Greve dos portuários - A Construção da trama


Os momentos que antecederam à greve

Para compreendermos a greve dos catraieiros, ocorrida no Porto de Fortaleza, faz-se necessário analisar o cenário político. Precisamos perceber os lances da trama que contou com a participação, não somente dos trabalhadores, mas também dos contratadores, comerciantes e membros do grupo político oposicionista a Nogueira Accioly


Durante o quatriênio de 1900 a 1904, o Governo do 
Ceará estava nas mãos de Pedro Augusto Borges, aliado de Nogueira Accioly que administrou o Estado de maneira a reforçar o poderio da Oligarquia Acciolina. Mas, devido a problemas administrativos, devido aos avanços dos grupos opositores, a greve dos trabalhadores catraieiros e a aliança firmada entre estes, através dos serviços dos advogados aos trabalhadores sorteados e a visibilidade da greve dos catraieiros, através dos jornais tornaram a administração de Pedro Borges conturbada.
Além desses personagens, ressaltaremos a importância da Lei Federal de Alistamento, visto que, à maneira pela qual foi colocada em prática na cidade, serviu como ponto fundamental para a eclosão da greve. O “cenário” foi ganhando forma com o sorteio realizado no dia 26 de dezembro de 1903, em Fortaleza, e a consequente insatisfação dos trabalhadores catraieiros, acrescentada ao apoio dos patrões e políticos que deram a coloração do desenho, quadro este, posteriormente pintado com o sangue dos próprios trabalhadores, os quais estavam presentes à manifestação reivindicatória da manhã de domingo, no galpão do Porto.
Dessa maneira, podemos destacar a função da experiência nesses processos de construção, manutenção ou, até mesmo, de transformação dos costumes, através da vivência dos trabalhadores, nesse “quadro” constantemente modificado e pintado com diferentes cores, a partir das ações que constituem o seu dia-a-dia.

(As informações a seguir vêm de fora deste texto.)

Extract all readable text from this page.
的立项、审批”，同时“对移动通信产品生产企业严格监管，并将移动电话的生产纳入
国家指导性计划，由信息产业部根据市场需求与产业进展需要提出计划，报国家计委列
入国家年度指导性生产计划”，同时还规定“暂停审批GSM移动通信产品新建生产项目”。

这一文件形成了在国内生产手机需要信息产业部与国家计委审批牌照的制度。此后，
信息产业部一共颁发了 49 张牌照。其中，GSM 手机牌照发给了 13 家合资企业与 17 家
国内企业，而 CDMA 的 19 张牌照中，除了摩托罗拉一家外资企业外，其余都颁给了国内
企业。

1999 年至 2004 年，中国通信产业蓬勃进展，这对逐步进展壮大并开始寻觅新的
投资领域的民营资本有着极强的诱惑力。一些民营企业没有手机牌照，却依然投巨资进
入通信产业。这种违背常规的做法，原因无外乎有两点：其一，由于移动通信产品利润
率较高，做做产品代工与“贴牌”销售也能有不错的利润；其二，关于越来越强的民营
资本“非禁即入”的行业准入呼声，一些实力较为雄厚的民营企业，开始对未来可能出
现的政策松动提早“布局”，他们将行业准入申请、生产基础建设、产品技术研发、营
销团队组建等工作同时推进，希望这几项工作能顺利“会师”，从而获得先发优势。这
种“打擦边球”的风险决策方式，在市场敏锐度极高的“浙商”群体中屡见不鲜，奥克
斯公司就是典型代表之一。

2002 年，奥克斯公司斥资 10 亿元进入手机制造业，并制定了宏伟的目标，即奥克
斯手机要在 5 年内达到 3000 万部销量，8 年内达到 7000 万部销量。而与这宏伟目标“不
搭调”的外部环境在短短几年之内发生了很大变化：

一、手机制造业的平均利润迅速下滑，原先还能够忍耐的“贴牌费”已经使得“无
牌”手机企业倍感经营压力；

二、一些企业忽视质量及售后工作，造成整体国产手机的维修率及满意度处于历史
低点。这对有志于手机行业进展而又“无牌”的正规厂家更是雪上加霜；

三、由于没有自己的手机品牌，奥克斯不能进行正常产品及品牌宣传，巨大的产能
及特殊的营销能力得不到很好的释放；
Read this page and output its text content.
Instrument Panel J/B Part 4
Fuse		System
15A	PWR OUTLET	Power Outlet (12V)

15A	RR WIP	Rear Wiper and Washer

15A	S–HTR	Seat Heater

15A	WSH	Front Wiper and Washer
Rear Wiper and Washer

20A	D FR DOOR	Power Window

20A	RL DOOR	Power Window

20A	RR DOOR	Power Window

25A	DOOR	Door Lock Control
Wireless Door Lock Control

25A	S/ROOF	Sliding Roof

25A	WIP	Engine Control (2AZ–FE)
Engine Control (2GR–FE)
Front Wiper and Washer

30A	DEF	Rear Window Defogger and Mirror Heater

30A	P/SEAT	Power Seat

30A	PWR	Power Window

Durante o ano de 1903 foram assinados pelo Presidente da República do Brasil, Rodrigues Alves, os Decretos nº 4901 e nº 4983, referentes ao processo de sorteio dos matriculados para a Armada da Marinha, com o objetivo de preencher os espaços vagos no contingente.
O Decreto de nº 4901 expunha as instruções e a regulamentação para que os Sorteados, com idade de 16 a 30 anos, exceto maquinistas e pilotos, fossem inscritas por ordem alfabética em um livro especial, denominado Livro de Sorteio.  
O referido Decreto estabelecia as regras pela qual o sorteio seria realizado, tais como: os papéis com os nomes dos matriculados deveriam ter o mesmo tamanho e cor; o sorteio contaria com a participação de uma comissão composta pelo Capitão do Porto, o Presidente da Comissão, e dois oficiais da Marinha; após o Sorteio, o Capitão dos Portos lançaria edital para convocar os sorteados, que deveriam ter três anos na ativa e/ou dois na reserva do serviço militar.
Este Decreto reforçava a Lei de Alistamento Militar de 1875 que, no Artigo 87, § 4º expunha os critérios de alistamento, como: a prioridade do sorteio para marinheiros e aprendizes marinheiros e para o pessoal da Marinha Mercante. Os trabalhadores do Porto, como pescadores, estivadores e catraieiros somente seriam alistados em último caso.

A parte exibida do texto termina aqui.